En renforçant la confidentialité de leurs données et le contrôle qu’ils peuvent exercer sur leurs propres activités, le Web3 pourrait être synonyme d’un changement radical des habitudes de navigation et d’achats en ligne des consommateurs. Quelles sont donc les opportunités et les challenges liés à son adoption pour les entreprises ?
D’un web statique à un web décentralisé
Annoncé comme la future transition de l’Internet vers un nouveau modèle, le Web3 laisse présager d’une transformation de la relation des utilisateurs avec le monde digital. Concept s’inspirant des principes initialement définis par l’informaticien Tim Berners-Lee, co-créateur du principe du World Wide Web, le Web3 offre aux utilisateurs un changement majeur : celui de faire de chaque individu le propriétaire et le garant de ses propres données.
Pour Frédéric Cavazza, consultant et conférencier en transformation digitale, “Le Web3 désigne un nouveau palier de maturité dans les technologies, usages, et pratiques numériques”, et ne peut, selon lui, se définir comme “une révolution, [mais plutôt comme] une nouvelle étape dans l’évolution continue des pratiques.”’
Mais quelles sont les caractéristiques spécifiques de ce concept ?
Pour comprendre l’évolution et la portée réelle du Web3, il est important dans un premier temps de revenir sur ses différences fondamentales avec les versions précédentes du Web.

Le Web1, Web statique
Correspondant à la première ère de l’Internet grand public, développé dans les années 90, le Web1 se réfère à un Web dit syntaxique, soit générant peu d’interactions entre les utilisateurs et les créateurs de contenu. Dans cette version du Web, les internautes sont ainsi limités à la lecture d’information, sans pouvoir effectuer de retours auprès de la source qui la diffuse. Parmi les exemples de contenus qui peuvent être cités et se référant au Web1, on peut citer notamment les pages web statiques ou encore les pages web personnelles, incluant principalement des informations textuelles et des images.
Le Web2, Web social
Le Web2, apparu dans les années 2000, correspond à l’ère du net que nous connaissons actuellement, soit un web social et participatif. Ce dernier repose sur sa capacité à mettre en relation les utilisateurs : internautes et créateurs de contenus ont ici la possibilité de communiquer et d’échanger par commentaires interposés. Le concept des réseaux sociaux est ainsi l’une des applications les plus connues du Web2.
Le Web3, Web sémantique
Le Web3 est quant à lui considéré comme une solution à un défi majeur et actuel rencontré par les utilisateurs : celui du contrôle, de la circulation et de la propriété de leurs données. Le principe du Web3 invite chaque personne concernée à contrôler son activité en ligne, et donc à supprimer les intermédiaires jusque-là impliqués dans la gestion de ses données.
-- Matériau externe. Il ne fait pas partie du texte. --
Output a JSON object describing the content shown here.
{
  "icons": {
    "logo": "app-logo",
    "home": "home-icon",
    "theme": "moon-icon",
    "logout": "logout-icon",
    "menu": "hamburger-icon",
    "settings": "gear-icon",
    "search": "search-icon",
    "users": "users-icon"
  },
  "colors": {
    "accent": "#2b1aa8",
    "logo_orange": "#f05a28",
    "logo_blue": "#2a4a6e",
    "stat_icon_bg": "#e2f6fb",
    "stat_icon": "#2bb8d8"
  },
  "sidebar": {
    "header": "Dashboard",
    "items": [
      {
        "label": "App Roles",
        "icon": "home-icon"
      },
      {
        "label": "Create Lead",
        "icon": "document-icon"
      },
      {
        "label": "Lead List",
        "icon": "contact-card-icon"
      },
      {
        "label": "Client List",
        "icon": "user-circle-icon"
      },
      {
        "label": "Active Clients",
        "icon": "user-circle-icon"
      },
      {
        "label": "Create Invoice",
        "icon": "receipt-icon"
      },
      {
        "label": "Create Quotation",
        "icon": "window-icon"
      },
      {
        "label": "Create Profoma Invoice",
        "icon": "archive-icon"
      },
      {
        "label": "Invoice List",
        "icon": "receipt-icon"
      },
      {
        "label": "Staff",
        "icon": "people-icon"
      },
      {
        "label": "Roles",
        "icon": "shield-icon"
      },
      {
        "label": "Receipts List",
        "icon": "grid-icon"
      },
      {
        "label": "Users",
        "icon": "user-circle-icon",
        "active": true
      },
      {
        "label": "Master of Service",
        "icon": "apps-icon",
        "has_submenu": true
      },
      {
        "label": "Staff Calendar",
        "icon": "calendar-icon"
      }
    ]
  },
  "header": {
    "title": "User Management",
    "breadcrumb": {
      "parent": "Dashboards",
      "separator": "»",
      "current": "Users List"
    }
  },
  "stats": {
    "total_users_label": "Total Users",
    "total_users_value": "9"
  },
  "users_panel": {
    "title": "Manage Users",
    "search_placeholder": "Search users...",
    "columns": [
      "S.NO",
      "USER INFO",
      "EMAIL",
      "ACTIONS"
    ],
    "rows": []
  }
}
Quatre technologies du Web3 et leur intérêt pour les entreprises
Avec l’essor d’Internet, les entreprises ont pu s’appuyer sur de nombreuses technologies pour soutenir leur activité : l’intégration du social commerce dans leur stratégie de vente en lien avec le Web2, ou encore la généralisation de la communication par e-mail issue du Web1 en sont tout autant d’exemples.
Quelles sont les technologies du Web3 à surveiller pour les entreprises ?
Parmi les tendances technologiques associées au Web3, quatre en particulier peuvent être mises en avant : la blockchain, les cryptomonnaies, le smart contract (ou contrat intelligent), et les dApps (pour “decentralized applications”, soit “applications décentralisées”).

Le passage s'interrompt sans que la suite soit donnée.